OK, guilty as charged.
But really, the all-new 2005 Honda Odyssey minivan is a very large vehicle, especially for one with a Honda tag. At over 77 inches wide and 201 inches long, it's sizeable enough to make you feel as if you're piloting a hallway.
Luckily, Honda stuffs a single-overhead-cam V6 under this vehicle's hood, matching it to a five-speed automatic that's remarkably smooth for a Honda automatic unit.
The engine revs nicely, lending this vehicle decent acceleration, but you'll always be aware of the domicile-like size and weight of this van.
Considering how easily it moves, it's ride and handling are benign enough to please any parental units. The ride feels a bit firmer than the class-leading Toyota Sienna minivan, with ample body lean dialed into cornering to discourage any crazy thoughts, such as driving with gusto. After all, we wouldn't want to tip over those drink boxes, now would we?
Let me just stop right here and mention that this vehicle had decent build quality, but I didn't feel it was much better than many others.
It had quite a few rattles, and some the dashboard controls, particularly the radio knob, felt very cheap.
While wagon-like vehicles tend to rattle, it's been a long time since I drove one with as many rattles as this one.
Luckily the radio helped cover up the noise from the rattly components. (Of course, if my niece and nephew were in the car, the rattles would probably be drowned out by the two of them fighting, but I digress.)
Overall, I found refinement pretty good, while fit and finish were just average.
But I did appreciate how Honda did its homework on the features that could make any rugrat-toting adult smile.
Both second and third row seats fold. Opt for leather and the center of the second row converts into a table, or can be removed altogether.
Rear seat passengers can also enjoy the DVD Entertainment System with a 9-inch display, remote control and wireless surround sound headphones.
Sure the DVD may keep them quiet, but the second row now has power windows, so when little Johnny blasts the back of your neck with frigid air in the middle of Winter, you'll know why.

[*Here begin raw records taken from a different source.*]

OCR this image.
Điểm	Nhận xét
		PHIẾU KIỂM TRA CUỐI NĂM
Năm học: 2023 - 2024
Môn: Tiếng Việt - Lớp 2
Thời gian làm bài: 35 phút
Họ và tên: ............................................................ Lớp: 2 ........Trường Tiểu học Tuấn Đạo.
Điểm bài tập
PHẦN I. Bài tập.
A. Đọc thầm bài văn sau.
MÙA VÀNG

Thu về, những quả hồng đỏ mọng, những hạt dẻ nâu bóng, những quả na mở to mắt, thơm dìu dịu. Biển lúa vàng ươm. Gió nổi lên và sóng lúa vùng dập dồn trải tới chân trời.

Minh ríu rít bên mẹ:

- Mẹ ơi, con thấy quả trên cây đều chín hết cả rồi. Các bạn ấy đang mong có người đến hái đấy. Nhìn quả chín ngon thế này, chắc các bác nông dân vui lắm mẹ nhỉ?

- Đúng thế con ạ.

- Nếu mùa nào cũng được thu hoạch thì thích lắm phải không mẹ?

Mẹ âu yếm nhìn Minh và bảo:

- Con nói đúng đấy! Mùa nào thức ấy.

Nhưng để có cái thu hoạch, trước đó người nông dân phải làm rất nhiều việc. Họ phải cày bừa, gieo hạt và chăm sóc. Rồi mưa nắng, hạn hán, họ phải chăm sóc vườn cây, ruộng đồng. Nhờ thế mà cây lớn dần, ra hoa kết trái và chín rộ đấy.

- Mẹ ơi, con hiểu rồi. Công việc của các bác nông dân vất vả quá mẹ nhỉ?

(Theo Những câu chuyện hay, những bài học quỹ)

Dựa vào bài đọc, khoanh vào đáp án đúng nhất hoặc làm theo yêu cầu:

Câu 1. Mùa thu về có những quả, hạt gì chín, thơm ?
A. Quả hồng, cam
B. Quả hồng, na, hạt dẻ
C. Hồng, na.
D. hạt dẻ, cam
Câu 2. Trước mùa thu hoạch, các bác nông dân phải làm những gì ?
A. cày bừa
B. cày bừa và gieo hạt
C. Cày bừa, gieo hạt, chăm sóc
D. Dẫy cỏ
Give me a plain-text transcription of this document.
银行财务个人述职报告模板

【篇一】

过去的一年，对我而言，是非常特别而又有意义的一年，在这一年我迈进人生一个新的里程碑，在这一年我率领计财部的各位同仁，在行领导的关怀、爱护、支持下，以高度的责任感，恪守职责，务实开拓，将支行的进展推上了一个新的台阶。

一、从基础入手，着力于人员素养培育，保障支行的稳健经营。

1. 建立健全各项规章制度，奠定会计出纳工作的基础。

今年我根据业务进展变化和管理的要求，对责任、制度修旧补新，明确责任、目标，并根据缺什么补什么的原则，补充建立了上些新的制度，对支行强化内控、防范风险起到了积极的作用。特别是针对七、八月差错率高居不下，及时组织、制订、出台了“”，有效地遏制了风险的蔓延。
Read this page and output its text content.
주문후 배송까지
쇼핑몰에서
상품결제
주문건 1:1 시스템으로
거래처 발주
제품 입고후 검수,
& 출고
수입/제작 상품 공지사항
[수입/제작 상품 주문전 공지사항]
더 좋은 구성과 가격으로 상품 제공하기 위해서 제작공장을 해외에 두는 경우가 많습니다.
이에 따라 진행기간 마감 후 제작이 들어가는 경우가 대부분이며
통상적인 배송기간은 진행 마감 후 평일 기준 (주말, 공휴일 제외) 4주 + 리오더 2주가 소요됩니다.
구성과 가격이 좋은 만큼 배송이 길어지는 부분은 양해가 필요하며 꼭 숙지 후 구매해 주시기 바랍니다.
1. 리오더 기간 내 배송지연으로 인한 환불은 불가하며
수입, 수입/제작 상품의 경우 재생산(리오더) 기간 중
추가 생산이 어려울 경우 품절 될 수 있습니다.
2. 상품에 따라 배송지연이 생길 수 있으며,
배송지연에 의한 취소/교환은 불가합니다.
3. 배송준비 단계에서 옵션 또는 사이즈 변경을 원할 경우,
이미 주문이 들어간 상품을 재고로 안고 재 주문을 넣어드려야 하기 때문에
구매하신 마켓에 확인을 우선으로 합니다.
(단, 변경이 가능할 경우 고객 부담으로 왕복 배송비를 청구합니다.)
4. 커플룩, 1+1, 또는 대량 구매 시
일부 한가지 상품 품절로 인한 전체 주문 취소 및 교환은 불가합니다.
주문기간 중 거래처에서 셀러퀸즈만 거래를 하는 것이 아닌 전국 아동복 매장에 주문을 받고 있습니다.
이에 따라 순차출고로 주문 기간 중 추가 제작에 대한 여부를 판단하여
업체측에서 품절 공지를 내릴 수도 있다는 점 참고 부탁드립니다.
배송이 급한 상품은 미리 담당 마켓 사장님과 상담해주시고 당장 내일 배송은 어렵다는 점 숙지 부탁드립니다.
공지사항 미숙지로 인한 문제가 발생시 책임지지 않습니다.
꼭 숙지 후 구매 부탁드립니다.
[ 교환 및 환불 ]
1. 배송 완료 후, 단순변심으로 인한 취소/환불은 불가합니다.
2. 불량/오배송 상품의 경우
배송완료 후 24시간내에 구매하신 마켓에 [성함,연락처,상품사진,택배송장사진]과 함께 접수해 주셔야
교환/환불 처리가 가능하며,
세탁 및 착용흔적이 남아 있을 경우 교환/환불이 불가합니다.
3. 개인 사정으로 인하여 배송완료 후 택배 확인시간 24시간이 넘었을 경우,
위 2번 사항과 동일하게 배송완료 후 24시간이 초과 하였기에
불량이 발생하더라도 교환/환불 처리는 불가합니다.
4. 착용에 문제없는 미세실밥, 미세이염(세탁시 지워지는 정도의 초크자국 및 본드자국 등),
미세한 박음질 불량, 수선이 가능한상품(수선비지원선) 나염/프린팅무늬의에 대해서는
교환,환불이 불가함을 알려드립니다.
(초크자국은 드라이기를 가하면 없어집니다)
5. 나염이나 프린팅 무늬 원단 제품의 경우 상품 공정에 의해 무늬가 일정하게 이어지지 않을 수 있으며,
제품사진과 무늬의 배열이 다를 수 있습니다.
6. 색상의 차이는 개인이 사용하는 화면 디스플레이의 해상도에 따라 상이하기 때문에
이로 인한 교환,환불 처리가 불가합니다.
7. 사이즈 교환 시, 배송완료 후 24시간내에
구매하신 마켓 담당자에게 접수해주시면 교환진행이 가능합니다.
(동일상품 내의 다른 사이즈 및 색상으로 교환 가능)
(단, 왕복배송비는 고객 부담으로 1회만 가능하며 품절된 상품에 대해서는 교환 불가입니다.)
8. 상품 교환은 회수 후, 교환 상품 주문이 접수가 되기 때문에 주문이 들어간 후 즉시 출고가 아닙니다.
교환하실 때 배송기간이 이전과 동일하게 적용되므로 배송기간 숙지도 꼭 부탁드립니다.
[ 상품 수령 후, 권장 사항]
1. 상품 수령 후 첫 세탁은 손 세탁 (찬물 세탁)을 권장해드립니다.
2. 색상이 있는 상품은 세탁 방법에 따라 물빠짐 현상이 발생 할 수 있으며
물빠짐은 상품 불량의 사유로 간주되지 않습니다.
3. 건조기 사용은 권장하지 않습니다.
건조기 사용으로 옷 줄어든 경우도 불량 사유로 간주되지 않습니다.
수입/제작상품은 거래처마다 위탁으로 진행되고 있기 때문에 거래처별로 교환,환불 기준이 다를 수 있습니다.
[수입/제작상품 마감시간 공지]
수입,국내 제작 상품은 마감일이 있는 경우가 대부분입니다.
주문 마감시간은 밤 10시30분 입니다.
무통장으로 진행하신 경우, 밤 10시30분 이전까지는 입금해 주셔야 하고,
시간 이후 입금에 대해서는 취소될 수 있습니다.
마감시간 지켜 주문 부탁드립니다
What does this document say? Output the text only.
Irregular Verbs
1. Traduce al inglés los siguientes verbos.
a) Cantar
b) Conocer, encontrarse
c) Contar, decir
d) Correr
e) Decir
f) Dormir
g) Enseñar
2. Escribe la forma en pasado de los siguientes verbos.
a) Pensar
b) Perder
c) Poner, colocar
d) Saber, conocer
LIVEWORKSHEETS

There are four models, LX, EX, EX with leather and Touring. Of course, Honda sent the Touring model, which is new to the Odyssey line, and its most expensive model.
Touring models get a heavy dollop of luxury features, including power adjustable pedals, three zone automatic climate control, power tailgate, optional navigation system with voice recognition, rear view camera, parking sensors, automatic headlights, premium 6-disc CD audio system with available XM satellite radio, heated seats and a second-row removable center console.
Opting for the mid-level EX will net the best mix of reasonable price and features. The most important feature, power sliding side doors, are available on an all models except the base LX model.
Fuel economy was about average for the breed, coming in at 19 mpg in mixed driving.
While Homer's Odyssey was long, and marked by many changes in fortune, Honda's Odyssey is also long, but it's destined to keep you going along the straight and narrow. That's because Honda has heaped in all the necessary safety gear, including front and side airbags for front-seat passengers, and side-curtain airbags with rollover sensors for the rest of the vehicle. Vehicle stability control and anti-lock brakes are standard.
The Odyssey is perfectly suited for family duty and while I don't have the requisite family members with which to fill it, I do feel that the Toyota Sienna is generally superior, and crossover SUVs are more interesting to drive, even though the Odyssey still manages to come close to the front of the pack.